For her part, Borton scored three goals and added two assists in the victory over Hercules. The junior forward knocked in another goal against Encinal. 

“We played such good teams in the pre-season that it really challenged us,” said Borton, who’s become a leader of the youthful Berkeley squad. “My first year we were in the EBAL and we only won two games. It was really competitive and in some ways it’s nicer to be in an easier league.” 

’Jackets’ head coach Suzanne Sillett intentionally scheduled challenging pre-season games against the likes of Arroyo, Clayton Valley, Monte Vista and Livermore, as well as the team that booted Berkeley out of the playoffs last season, Amador Valley.

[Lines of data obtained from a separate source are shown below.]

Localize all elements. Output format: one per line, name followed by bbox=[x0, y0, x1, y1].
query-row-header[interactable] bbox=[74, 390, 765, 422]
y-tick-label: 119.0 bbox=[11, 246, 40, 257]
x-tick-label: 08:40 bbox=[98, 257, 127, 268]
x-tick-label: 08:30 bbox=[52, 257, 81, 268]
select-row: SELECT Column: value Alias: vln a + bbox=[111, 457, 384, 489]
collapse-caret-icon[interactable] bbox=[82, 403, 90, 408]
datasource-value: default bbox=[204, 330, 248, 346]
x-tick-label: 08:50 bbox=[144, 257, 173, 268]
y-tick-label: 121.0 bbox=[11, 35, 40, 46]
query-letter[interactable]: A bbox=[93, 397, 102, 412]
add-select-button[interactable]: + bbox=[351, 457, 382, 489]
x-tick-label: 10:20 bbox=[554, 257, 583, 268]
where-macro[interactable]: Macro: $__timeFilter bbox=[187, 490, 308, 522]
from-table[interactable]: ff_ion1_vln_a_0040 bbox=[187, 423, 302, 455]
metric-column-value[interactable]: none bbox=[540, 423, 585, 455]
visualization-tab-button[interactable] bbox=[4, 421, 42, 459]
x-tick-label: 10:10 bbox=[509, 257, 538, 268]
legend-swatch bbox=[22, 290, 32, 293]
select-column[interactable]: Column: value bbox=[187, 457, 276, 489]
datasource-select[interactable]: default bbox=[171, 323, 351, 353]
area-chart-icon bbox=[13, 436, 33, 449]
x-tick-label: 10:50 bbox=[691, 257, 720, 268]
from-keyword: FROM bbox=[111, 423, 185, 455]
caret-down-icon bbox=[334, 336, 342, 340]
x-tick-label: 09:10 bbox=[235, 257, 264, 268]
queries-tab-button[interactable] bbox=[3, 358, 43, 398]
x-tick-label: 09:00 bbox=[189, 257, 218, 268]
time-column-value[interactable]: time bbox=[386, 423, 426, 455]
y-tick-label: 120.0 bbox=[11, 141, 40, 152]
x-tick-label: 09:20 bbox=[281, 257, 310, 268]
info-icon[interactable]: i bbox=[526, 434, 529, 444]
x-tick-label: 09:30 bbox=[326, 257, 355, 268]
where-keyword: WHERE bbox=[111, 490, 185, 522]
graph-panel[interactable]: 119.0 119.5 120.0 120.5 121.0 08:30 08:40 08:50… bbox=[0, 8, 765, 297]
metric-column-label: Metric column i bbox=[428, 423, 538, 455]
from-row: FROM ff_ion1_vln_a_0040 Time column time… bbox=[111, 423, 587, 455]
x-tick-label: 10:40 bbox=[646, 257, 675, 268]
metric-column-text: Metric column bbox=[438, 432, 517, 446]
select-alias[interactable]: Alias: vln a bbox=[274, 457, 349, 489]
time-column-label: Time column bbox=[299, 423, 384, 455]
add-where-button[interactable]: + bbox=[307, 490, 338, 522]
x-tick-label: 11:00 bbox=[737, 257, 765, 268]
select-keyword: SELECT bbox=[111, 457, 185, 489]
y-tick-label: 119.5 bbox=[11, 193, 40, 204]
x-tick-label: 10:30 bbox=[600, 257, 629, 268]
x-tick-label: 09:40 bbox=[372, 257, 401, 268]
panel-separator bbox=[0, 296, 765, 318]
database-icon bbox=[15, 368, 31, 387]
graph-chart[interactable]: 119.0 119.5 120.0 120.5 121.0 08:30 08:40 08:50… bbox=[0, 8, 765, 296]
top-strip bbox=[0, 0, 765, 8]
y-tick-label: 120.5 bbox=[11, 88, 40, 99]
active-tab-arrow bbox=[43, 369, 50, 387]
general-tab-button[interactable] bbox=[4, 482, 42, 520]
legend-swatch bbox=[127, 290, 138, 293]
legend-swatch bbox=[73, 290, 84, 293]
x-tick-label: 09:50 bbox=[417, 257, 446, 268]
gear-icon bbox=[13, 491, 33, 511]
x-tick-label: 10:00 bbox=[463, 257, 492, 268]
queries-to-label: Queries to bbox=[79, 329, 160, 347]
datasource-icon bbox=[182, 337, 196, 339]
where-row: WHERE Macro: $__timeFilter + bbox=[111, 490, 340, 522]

The only win the ’Jackets mustered in five games was a 4-1 triumph over Livermore in which Borton scored a goal and recorded an assist. 

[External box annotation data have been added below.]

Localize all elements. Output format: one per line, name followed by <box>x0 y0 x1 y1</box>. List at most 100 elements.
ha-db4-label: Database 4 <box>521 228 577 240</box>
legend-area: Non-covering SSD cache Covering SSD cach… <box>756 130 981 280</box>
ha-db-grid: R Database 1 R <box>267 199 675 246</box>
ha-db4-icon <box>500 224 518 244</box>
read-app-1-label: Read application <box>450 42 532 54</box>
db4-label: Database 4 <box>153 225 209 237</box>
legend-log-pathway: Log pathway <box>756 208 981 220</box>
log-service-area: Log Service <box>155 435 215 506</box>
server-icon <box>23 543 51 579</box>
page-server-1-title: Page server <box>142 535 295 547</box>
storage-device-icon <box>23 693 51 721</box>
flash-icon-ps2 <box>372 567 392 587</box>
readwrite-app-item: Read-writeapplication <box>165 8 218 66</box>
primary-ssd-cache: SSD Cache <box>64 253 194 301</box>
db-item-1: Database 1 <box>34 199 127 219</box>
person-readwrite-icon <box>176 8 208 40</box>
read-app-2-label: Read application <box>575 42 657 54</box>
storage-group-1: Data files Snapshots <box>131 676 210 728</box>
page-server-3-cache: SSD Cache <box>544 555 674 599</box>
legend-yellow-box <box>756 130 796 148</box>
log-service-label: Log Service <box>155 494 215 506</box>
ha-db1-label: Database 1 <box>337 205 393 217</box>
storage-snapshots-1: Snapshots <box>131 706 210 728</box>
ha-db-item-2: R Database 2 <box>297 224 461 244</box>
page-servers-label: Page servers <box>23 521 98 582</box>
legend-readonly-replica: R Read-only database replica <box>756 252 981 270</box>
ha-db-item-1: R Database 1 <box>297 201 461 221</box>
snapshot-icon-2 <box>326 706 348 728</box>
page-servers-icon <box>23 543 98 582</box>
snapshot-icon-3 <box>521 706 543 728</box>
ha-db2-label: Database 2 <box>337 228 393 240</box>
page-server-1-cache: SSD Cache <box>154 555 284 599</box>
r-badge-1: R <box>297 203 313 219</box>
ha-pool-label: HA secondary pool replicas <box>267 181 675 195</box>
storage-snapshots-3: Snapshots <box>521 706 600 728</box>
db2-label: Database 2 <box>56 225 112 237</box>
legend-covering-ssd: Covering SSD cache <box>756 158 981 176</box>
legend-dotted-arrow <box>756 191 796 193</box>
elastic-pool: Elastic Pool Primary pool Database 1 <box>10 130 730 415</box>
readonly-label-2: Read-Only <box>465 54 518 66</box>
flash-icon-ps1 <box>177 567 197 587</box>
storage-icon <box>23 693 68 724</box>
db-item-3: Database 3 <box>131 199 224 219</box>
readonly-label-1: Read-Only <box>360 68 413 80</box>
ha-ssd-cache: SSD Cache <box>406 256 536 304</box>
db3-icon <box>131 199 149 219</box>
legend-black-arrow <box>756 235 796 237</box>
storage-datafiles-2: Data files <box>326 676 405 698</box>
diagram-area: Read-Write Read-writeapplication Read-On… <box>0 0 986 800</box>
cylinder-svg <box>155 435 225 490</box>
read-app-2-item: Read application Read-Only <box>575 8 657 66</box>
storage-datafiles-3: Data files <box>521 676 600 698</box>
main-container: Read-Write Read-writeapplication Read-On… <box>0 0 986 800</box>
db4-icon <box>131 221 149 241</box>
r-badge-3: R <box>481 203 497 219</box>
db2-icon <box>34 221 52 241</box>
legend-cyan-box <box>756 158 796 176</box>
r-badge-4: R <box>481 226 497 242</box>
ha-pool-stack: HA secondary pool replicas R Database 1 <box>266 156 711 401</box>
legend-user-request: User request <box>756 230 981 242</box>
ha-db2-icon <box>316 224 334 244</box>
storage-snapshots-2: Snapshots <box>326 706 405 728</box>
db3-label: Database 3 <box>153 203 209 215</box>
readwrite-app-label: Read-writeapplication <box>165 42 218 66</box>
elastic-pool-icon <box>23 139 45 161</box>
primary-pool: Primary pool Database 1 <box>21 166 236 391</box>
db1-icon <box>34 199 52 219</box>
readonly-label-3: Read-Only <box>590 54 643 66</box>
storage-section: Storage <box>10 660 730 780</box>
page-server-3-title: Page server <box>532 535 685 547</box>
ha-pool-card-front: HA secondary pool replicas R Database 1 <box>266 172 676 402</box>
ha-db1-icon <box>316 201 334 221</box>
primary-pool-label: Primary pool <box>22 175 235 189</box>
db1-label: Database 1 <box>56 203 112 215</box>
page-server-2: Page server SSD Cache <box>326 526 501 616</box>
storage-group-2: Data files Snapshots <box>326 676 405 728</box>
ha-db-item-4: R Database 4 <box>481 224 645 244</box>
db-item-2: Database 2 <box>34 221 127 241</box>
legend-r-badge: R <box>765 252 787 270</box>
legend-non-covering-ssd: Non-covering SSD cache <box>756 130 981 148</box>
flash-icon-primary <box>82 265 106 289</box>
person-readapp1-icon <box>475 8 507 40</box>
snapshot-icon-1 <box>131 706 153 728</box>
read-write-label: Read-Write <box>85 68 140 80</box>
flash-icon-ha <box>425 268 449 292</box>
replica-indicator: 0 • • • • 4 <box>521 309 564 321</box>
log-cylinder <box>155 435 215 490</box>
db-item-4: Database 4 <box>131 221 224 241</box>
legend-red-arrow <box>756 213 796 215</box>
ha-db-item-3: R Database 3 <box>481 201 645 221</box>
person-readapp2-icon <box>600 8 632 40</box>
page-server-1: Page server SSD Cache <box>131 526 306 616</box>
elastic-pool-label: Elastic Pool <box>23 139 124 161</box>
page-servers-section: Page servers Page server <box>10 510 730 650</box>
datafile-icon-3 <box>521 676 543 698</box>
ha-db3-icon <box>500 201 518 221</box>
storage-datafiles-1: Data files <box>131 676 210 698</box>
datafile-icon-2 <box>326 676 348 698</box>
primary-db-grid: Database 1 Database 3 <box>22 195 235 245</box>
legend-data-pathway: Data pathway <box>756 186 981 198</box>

Nevertheless, Berkeley’s pre-season performance wasn’t terrible, considering that Borton, as team captain, is leading a squad that’s returning just three starters from last year’s ACCAL championship team.  

It’s a tall order, but Sillett will be the first to acknowledge that Borton is capable of pulling the ’Jackets together. 

“She knows what’s expected of the team,” Sillett said. “Annie’s always led by example, but this year she’s become more vocal and that’s helped.” 

Continuing to describe Borton’s commitment to soccer and to the team, Sillett also praised the three-year starter’s work ethic.  

“She’s played practically every minute of every game since she came here her freshman year,” Sillett said. “She has an incredible intensity and I’ve never seen her give less than 100 percent.” 

Borton, 16, grew up in Berkeley and began playing soccer for a club team when she was 5 years old. But even before that, the young athlete could be seen kicking a soccer ball on the sidelines of her two older brothers’ games.  

Characterized by Sillett as a “naturally great athlete,” Borton has played on the Bay Oaks club team for eight years and competed in tournaments throughout the United States and the world.  

Three years ago the team traveled to Denmark where it competed in the Dana Cup. Borton’s select team, which requires annual three-day tryouts and is comprised of athletes from all around Northern California, won its division in the tournament. 

“That was great,” Borton said. “We went to this small town, Hjorring, that’s population doubles in size when there’s a soccer tournament, and we represented the United States. It was a lot of fun.” 

Borton takes time out from the Bay Oaks to play for the ’Jackets. Her entire calendar year – except maybe a couple weeks during the summer – is filled with soccer. Borton said the club team practices three days a week and competes on the weekends.  

During the high school season, she typically spends two hours a day, five days a week on the soccer field.  

“And on the weekends I usually do a little kicking or running,” she added. 

Volleyball, basketball, baseball and even the violin used to go head-to-head against soccer for Borton’s attention. But only one activity could win Borton’s full concentration. 

“I had to make a decision and I chose soccer,” she said. “It’s so much fun, really competitive and hard sometimes, but you get a good workout. I like the team aspect and I’ve been really lucky with the teams I’ve played on.” 

Although just a junior, Borton is Berkeley’s chosen leader this season. She’s played varsity for the ’Jackets since she was a freshman, was named all-league last year and teammates voted her Most Inspirational Player.  

This year, Borton is Berkeley’s team captain. 

Despite having nearly two full seasons of soccer left before graduating from high school, Borton said the opportunity to play collegiate soccer is a top goal. 

“I would love to play in college,” she said. “I’m looking a little more (at schools on the) East Coast, but I’m still pretty wide open. I haven’t got into that whole (recruiting) thing yet. I’m avoiding it.” 

When she does choose a school, it will probably have a good soccer team, but it will also likely help Borton move forward on her career path, which includes following in her father’s footsteps to become a lawyer. 

But for now, she’s focused on keeping the ’Jackets atop the ACCAL and headed into the playoffs for the second straight season.